I really hope your girlfriend didnt have your phone while i texted how much i loved doing it in HER car with you :x
He had an itunes playlist named "def not Glee season 1" which contained all of Glee season 1
Street performer on bourbon st just lifted a sewer top so I could puke down it. I love New Orleans.
im laying here in the parking lot drinking a warm coke, prob still drunk, feeling like i need to apologize to everyone i know
You were spitting chewed up pretzle into my hands telling me to hold it for you.

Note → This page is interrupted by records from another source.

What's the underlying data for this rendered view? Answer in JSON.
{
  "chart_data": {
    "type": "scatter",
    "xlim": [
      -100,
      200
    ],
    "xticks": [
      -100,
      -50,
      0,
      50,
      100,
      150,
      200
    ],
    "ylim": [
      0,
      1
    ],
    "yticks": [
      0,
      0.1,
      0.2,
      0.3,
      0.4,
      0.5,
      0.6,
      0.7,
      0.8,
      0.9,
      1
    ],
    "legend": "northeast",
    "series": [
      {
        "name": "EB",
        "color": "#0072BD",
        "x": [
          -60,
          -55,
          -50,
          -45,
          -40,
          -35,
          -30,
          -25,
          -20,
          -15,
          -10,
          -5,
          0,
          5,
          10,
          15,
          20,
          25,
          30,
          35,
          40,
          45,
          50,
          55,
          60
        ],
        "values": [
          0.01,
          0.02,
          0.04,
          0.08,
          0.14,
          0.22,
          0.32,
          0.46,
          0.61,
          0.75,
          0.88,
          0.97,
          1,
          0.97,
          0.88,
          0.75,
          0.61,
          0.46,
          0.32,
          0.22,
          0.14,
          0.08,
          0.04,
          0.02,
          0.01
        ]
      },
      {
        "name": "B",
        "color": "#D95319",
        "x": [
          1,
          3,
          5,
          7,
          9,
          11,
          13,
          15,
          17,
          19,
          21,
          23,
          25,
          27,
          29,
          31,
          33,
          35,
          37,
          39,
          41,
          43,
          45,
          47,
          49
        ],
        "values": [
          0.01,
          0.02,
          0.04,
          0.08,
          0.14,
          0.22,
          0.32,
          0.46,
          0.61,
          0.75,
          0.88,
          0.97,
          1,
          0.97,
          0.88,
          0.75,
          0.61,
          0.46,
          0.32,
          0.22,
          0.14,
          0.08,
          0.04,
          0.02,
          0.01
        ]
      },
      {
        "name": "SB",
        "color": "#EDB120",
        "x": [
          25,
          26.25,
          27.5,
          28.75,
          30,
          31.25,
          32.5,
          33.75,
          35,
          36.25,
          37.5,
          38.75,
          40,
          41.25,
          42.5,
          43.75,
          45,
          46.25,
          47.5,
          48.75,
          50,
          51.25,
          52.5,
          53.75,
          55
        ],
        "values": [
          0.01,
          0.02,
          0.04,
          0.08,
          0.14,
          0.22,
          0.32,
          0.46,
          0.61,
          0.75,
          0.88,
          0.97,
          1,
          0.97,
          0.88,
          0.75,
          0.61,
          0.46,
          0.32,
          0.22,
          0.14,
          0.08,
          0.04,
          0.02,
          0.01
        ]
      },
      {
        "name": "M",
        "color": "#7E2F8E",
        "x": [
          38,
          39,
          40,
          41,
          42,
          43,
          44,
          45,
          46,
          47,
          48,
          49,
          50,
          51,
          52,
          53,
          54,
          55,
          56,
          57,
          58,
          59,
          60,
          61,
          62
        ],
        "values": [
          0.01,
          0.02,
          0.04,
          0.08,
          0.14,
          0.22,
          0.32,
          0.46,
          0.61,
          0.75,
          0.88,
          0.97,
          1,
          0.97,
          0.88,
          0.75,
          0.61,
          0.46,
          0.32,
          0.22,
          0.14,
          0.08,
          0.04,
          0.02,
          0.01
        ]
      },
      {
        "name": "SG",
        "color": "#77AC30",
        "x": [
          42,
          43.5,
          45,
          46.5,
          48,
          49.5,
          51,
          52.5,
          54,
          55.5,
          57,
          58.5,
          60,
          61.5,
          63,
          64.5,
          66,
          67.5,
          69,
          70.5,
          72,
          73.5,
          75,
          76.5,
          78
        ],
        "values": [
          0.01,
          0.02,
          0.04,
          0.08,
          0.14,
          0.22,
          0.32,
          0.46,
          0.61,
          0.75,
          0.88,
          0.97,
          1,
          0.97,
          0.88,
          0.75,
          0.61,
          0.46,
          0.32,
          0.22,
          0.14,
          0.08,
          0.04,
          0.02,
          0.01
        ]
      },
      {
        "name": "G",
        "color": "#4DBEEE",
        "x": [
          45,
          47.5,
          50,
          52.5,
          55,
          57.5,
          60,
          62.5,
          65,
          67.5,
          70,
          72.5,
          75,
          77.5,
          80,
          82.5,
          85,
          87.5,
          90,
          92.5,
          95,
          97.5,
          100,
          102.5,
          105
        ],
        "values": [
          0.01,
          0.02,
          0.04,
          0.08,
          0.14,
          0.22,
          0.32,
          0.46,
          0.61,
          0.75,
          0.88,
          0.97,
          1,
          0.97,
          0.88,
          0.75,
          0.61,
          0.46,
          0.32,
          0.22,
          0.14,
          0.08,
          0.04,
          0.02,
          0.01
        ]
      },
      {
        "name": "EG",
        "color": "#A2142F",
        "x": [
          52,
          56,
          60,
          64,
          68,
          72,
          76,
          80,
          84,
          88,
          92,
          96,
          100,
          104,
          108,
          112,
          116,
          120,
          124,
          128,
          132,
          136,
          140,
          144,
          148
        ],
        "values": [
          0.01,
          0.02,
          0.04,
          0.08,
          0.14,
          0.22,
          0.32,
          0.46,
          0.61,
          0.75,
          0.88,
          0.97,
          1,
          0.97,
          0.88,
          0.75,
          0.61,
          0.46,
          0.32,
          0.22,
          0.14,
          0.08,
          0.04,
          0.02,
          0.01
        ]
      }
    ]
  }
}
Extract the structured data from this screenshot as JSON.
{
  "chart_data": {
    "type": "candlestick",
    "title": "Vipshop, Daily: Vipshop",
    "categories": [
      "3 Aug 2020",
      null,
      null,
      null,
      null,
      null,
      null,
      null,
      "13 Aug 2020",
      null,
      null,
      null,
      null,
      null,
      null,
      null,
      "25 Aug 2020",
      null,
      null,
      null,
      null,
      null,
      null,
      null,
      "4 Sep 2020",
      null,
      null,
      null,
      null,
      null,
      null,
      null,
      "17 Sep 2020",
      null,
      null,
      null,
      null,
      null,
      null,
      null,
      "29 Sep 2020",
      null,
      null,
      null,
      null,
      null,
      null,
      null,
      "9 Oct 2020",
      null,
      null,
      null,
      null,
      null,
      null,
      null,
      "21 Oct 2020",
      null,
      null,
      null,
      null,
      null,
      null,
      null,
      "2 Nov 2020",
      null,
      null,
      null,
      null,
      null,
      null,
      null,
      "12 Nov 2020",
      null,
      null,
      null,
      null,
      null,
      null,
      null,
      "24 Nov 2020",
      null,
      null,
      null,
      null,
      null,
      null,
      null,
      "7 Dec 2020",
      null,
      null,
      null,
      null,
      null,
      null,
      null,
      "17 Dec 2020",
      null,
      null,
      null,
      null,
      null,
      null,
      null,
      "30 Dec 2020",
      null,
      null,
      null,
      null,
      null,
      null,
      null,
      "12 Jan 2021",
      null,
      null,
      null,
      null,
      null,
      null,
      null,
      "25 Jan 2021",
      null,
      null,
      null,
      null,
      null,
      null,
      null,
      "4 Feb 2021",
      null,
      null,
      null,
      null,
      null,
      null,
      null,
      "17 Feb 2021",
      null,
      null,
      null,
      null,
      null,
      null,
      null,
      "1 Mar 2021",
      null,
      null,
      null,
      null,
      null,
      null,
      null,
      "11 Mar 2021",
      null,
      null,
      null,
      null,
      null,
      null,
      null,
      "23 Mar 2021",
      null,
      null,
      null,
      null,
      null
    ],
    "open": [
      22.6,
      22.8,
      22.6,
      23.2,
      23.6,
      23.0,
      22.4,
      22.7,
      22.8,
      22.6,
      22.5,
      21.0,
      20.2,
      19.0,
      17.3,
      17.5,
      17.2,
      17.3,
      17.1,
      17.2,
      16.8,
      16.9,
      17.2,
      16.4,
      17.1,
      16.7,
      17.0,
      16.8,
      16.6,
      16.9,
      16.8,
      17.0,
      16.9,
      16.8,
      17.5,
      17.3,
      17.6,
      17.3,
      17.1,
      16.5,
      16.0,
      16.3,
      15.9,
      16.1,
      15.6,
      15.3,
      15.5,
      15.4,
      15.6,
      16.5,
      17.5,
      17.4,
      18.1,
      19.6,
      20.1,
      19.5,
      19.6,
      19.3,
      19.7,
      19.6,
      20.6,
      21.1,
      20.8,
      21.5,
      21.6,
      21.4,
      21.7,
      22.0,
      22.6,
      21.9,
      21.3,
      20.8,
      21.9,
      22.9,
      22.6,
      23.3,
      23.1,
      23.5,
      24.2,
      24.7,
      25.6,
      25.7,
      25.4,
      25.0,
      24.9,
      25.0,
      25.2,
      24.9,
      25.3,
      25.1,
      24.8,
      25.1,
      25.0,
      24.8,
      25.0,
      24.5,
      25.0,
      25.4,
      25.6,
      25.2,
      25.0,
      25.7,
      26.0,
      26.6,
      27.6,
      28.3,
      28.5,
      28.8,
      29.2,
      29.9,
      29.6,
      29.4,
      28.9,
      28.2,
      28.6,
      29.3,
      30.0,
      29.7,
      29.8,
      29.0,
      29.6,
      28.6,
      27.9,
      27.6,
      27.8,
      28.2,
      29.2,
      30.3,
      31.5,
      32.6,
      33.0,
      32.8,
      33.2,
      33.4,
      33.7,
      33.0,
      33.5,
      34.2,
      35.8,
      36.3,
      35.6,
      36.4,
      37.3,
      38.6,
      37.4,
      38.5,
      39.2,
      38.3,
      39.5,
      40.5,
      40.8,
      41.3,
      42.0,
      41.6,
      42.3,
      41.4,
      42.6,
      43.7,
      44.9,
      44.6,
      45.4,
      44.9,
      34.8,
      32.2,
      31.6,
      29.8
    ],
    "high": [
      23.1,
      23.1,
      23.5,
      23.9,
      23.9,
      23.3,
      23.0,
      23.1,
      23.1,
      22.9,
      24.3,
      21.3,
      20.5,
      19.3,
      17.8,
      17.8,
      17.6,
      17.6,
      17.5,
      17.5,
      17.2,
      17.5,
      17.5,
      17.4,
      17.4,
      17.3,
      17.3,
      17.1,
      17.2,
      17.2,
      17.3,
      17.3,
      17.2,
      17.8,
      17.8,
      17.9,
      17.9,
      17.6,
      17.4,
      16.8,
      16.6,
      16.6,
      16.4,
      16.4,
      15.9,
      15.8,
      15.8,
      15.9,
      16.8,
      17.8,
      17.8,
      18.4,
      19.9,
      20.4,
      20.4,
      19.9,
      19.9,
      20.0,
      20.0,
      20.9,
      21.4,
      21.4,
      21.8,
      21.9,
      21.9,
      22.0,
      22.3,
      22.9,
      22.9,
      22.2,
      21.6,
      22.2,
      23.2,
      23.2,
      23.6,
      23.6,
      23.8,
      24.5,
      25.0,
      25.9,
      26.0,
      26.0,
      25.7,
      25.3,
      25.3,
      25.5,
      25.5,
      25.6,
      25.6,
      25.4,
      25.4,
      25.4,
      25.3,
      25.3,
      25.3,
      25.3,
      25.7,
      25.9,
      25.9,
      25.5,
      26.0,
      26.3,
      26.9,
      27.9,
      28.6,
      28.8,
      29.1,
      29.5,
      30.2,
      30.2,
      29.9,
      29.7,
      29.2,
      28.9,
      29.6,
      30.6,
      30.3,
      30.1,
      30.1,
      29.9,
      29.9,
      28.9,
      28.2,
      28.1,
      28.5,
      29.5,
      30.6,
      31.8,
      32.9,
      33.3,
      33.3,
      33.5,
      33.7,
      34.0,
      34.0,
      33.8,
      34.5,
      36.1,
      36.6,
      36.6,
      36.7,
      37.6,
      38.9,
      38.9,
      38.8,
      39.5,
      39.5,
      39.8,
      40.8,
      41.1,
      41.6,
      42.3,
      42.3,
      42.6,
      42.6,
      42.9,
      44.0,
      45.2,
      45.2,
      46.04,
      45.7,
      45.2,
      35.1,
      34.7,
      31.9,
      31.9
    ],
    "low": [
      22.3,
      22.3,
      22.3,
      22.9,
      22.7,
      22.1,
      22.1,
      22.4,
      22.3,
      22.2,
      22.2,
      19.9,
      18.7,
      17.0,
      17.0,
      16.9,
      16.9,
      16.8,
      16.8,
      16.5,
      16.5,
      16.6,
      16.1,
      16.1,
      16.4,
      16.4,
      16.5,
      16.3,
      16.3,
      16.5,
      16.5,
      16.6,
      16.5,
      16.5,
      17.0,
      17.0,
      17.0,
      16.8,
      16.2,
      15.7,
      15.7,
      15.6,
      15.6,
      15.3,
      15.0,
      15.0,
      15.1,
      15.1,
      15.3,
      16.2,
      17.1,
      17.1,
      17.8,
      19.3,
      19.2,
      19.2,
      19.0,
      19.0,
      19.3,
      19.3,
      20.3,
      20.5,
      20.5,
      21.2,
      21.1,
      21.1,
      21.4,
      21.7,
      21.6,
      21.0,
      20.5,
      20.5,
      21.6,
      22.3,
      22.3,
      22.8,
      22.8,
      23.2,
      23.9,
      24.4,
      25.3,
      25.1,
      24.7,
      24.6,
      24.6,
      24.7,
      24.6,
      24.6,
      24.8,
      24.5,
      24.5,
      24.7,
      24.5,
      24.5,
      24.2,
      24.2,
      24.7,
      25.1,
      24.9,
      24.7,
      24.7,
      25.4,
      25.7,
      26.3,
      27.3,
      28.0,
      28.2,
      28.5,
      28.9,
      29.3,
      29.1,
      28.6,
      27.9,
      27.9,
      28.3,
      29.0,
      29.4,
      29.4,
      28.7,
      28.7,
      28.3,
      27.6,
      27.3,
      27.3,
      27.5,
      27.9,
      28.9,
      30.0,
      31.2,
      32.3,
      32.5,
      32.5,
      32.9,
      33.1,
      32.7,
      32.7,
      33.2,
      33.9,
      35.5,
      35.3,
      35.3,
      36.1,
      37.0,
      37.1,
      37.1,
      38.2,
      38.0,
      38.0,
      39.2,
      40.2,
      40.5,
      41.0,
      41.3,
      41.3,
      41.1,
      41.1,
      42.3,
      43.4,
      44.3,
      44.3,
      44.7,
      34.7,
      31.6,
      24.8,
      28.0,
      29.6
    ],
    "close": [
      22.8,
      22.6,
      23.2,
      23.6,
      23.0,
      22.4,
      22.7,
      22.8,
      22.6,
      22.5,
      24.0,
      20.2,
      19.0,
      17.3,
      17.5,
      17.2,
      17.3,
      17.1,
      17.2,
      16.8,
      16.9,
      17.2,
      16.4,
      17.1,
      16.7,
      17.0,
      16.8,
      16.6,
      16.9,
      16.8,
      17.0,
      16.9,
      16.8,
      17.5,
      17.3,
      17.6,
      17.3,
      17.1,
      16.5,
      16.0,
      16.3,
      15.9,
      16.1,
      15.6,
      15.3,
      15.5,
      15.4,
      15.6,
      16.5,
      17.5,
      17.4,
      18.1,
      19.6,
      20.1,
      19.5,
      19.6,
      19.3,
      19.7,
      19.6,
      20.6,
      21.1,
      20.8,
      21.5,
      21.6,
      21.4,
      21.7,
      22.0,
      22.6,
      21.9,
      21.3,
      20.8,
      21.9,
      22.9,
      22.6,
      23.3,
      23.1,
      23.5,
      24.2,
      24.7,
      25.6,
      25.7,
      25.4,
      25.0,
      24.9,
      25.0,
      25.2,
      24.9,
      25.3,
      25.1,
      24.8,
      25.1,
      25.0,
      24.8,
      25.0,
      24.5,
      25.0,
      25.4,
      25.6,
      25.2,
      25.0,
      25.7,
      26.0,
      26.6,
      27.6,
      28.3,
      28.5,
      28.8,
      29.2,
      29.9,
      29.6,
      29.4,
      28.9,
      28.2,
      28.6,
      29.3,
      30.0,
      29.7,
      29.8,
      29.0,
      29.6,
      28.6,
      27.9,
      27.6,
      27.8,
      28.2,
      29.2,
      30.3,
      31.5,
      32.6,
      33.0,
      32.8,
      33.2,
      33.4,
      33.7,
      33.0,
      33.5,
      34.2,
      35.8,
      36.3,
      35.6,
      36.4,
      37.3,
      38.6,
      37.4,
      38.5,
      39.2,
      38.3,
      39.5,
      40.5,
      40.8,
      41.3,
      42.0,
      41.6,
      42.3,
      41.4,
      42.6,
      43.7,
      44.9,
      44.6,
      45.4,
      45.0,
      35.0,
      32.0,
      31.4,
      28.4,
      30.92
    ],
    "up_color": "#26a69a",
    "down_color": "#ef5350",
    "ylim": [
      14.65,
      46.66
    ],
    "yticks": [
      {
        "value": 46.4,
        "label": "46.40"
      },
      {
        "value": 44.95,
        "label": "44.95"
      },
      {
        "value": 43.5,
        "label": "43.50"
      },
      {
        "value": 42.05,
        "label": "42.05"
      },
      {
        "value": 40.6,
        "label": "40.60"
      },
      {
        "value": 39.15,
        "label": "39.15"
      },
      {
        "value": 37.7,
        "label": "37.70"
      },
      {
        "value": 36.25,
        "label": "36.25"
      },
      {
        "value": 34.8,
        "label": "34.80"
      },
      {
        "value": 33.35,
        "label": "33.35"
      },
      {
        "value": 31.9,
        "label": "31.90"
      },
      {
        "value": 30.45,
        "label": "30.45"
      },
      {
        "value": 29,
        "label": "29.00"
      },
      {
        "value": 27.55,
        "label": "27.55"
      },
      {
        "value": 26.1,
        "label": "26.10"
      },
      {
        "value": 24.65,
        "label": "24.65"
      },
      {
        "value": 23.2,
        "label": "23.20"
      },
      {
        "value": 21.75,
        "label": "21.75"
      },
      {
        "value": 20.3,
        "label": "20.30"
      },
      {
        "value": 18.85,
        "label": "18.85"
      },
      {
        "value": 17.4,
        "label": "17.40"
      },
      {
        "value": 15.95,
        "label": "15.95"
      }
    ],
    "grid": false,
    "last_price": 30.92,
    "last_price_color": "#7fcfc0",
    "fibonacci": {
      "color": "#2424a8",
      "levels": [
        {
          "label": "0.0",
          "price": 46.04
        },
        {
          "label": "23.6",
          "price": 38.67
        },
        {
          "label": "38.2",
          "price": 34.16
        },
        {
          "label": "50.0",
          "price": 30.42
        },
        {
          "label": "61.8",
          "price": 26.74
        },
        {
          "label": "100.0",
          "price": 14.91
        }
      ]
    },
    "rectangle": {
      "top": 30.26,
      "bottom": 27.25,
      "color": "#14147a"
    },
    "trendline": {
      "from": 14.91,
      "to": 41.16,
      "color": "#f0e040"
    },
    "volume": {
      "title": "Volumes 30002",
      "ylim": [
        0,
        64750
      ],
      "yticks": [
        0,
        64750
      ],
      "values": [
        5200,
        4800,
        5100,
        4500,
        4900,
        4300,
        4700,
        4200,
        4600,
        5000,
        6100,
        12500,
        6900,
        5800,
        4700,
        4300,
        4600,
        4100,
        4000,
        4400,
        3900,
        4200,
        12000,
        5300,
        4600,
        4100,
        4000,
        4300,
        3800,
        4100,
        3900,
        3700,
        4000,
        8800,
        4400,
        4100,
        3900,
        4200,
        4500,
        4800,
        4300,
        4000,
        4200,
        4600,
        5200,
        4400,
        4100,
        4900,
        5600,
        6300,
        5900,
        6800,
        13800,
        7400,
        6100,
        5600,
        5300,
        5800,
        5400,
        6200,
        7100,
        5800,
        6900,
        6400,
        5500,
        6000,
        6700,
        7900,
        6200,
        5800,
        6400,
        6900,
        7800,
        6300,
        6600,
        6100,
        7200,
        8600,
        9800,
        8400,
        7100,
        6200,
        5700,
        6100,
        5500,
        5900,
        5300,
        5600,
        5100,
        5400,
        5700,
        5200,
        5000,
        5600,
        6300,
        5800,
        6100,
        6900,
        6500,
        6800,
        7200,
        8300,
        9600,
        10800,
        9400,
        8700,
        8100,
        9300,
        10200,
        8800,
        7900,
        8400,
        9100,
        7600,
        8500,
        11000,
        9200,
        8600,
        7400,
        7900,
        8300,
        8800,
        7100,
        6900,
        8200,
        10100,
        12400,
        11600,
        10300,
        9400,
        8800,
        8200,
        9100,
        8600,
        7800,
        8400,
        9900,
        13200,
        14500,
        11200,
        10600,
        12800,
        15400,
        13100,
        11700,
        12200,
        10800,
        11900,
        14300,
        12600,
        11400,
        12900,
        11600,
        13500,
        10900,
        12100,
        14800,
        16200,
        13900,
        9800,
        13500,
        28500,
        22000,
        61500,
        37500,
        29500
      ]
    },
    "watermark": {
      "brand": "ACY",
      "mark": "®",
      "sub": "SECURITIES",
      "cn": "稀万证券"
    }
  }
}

Found your pants. They were stuffed in the tank of the toilet.
I came out, you were peeing on the car and when I asked why you said it deserved it because its a rental
The taxi driver was going on about how many drunk chicks want to sleep with him when he drives them home. Not sure if he was bragging or hinting
At what point in life does one make the conscious decision to incorporate capes into everyday life? Like, as a fashion statement?
I'm not sure how to answer that. Is it a general question or one you're wondering about for yourself? Because I don't think you're there yet.
You said something about how beautiful my pockets were, then walked away.
Yes talking about pockets is classic me.
I know what you meant. If you want babies in time for your birthday, we gonna need either a time machine or a ski mask.
I'm moving out of my place and I just gave my mom a couch that I had sex on last night. Reduce, reuse, recycle at its best.
I think I sold my soul to a dominatrix last night.
Jamie's fucking a senior citizen and I'm eating chips and salsa in the shower at 2am, so whatever you're doing it can't be worse.
A young (I'm going to guess late middle school age) kid shouted at me from the crosswalk GAS PUMP OF SHAME! I have peaked in life.